Local business? Stop reading now and go make your site mobile friendly

If you’re a local business, one that people actually look up on their phone when they’re on their way to or want to call to make a reservation or check the menu/price list (I’m looking at you Flash-obsessed restaurant websites) then you absolutely need to have a mobile optimised website, regardless of the percentage of your visitors who are on mobile because they are the hottest prospects you’ve got – they’re headed your way and they just want help finding you.

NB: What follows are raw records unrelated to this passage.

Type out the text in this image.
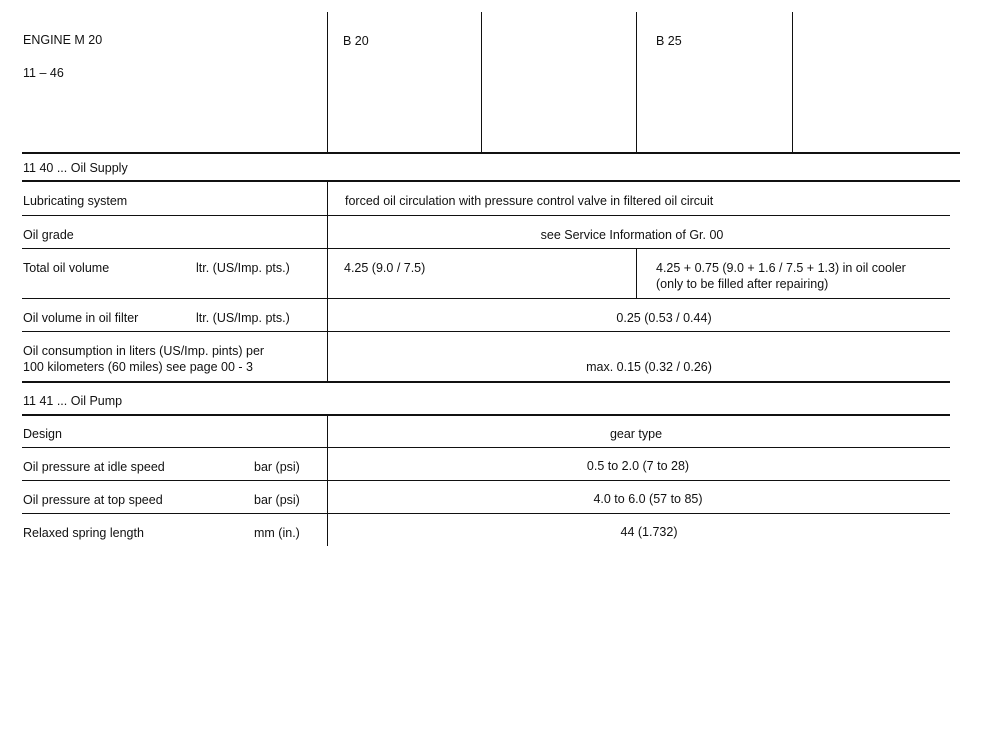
ENGINE M 20
11 – 46
B 20	B 25
11 40 ... Oil Supply
Lubricating system	forced oil circulation with pressure control valve in filtered oil circuit
Oil grade	see Service Information of Gr. 00
Total oil volume	ltr. (US/Imp. pts.)	4.25 (9.0 / 7.5)	4.25 + 0.75 (9.0 + 1.6 / 7.5 + 1.3) in oil cooler
(only to be filled after repairing)
Oil volume in oil filter	ltr. (US/Imp. pts.)	0.25 (0.53 / 0.44)
Oil consumption in liters (US/Imp. pints) per
100 kilometers (60 miles) see page 00 - 3	max. 0.15 (0.32 / 0.26)
11 41 ... Oil Pump
Design	gear type
Oil pressure at idle speed	bar (psi)	0.5 to 2.0 (7 to 28)
Oil pressure at top speed	bar (psi)	4.0 to 6.0 (57 to 85)
Relaxed spring length	mm (in.)	44 (1.732)
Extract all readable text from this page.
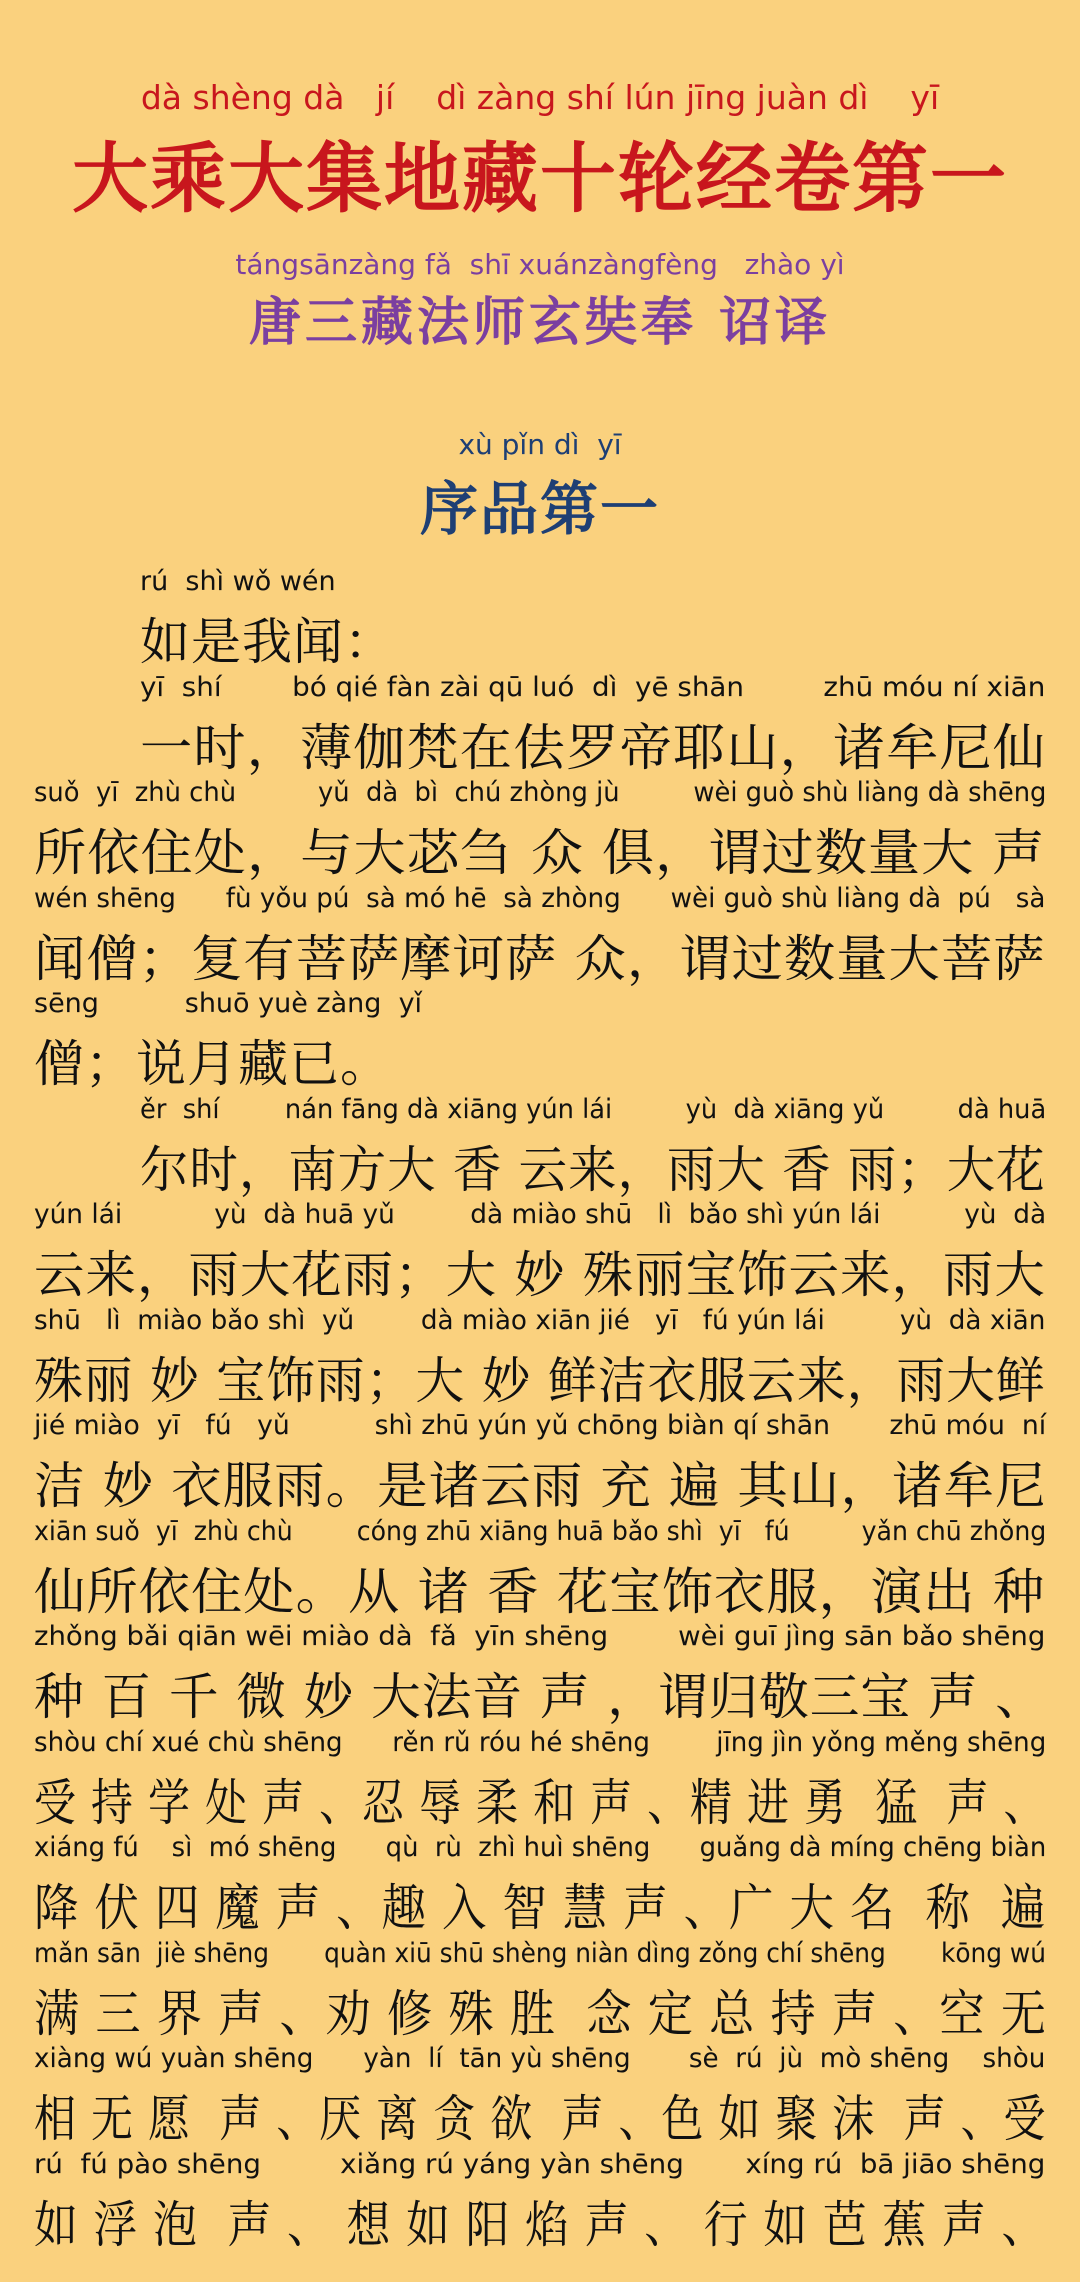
dà shèng dà   jí    dì zàng shí lún jīng juàn dì    yī
大乘大集地藏十轮经卷第一
tángsānzàng fǎ  shī xuánzàngfèng   zhào yì
唐三藏法师玄奘奉 诏译
xù pǐn dì  yī
序品第一
rú  shì wǒ wén
如是我闻：
yī  shí        bó qié fàn zài qū luó  dì  yē shān         zhū móu ní xiān
一时，薄伽梵在佉罗帝耶山，诸牟尼仙
suǒ  yī  zhù chù          yǔ  dà  bì  chú zhòng jù         wèi guò shù liàng dà shēng
所依住处，与大苾刍 众 俱，谓过数量大 声
wén shēng      fù yǒu pú  sà mó hē  sà zhòng      wèi guò shù liàng dà  pú   sà
闻僧；复有菩萨摩诃萨 众，谓过数量大菩萨
sēng          shuō yuè zàng  yǐ
僧；说月藏已。
ěr  shí        nán fāng dà xiāng yún lái         yù  dà xiāng yǔ         dà huā
尔时，南方大 香 云来，雨大 香 雨；大花
yún lái           yù  dà huā yǔ         dà miào shū   lì  bǎo shì yún lái          yù  dà
云来，雨大花雨；大 妙 殊丽宝饰云来，雨大
shū   lì  miào bǎo shì  yǔ        dà miào xiān jié   yī   fú yún lái         yù  dà xiān
殊丽 妙 宝饰雨；大 妙 鲜洁衣服云来，雨大鲜
jié miào  yī   fú   yǔ          shì zhū yún yǔ chōng biàn qí shān       zhū móu  ní
洁 妙 衣服雨。是诸云雨 充 遍 其山，诸牟尼
xiān suǒ  yī  zhù chù        cóng zhū xiāng huā bǎo shì  yī   fú         yǎn chū zhǒng
仙所依住处。从 诸 香 花宝饰衣服，演出 种
zhǒng bǎi qiān wēi miào dà  fǎ  yīn shēng        wèi guī jìng sān bǎo shēng
种 百 千 微 妙 大法音 声 ，谓归敬三宝 声 、
shòu chí xué chù shēng      rěn rǔ róu hé shēng        jīng jìn yǒng měng shēng
受 持 学 处 声 、忍 辱 柔 和 声 、精 进 勇  猛  声 、
xiáng fú    sì  mó shēng      qù  rù  zhì huì shēng      guǎng dà míng chēng biàn
降 伏 四 魔 声 、趣 入 智 慧 声 、广 大 名  称  遍
mǎn sān  jiè shēng       quàn xiū shū shèng niàn dìng zǒng chí shēng       kōng wú
满 三 界 声 、劝 修 殊 胜  念 定 总 持 声 、空 无
xiàng wú yuàn shēng      yàn  lí  tān yù shēng       sè  rú  jù  mò shēng    shòu
相 无 愿  声 、厌 离 贪 欲  声 、色 如 聚 沫  声 、受
rú  fú pào shēng         xiǎng rú yáng yàn shēng       xíng rú  bā jiāo shēng
如 浮 泡  声 、 想 如 阳 焰 声 、 行 如 芭 蕉 声 、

For everyone else: it depends

Overestimating Mobile

The new interface of Google Analytics has a prominent new option – MOBILE – in the Audience section. There’s just one problem. The iPad, and myriad other copycat tablets, are all included in mobile. They might run ‘mobile’ operating systems but they’re not really that mobile. Most people use them at home, on the couch. Most websites, as long as they don’t make exclusive use of Flash or really bad javascript, will work fine on them and forcing a ‘mobile experience’ that’s optimised for a phone screen is often worse than serving up the full website. Why does this matter? Because when Google include tablets in the numbers for mobile, you’re getting incorrect info. The ‘tablets’ proportion of those mobile visits, across tens of thousands of visits across several of my clients, averages around 60%. That’s how much ‘mobile’ is being overstated by. Beware of numbers touting the huge increases in people ‘shopping on mobile’ – the majority are shopping on tablets, not phones, and as long as the desktop site works fine (no Flash, no rollover-dependent interface elements) there’s no pressing need to change.

So I can just sit tight?

Well no. You need to keep a close eye on the ‘real mobile’ segment and make sure that you’re not serving up an inaccessible website to any devices; phone, tablet or regular computer. Mobile, as a percentage of your audience, is creeping up, whoever you are. If you’ve got an ecommerce site, bear in mind that even if people don’t place orders via a web browser on their phone, they’re checking your prices. You owe it to all your users to serve up appropriate, optimised pages.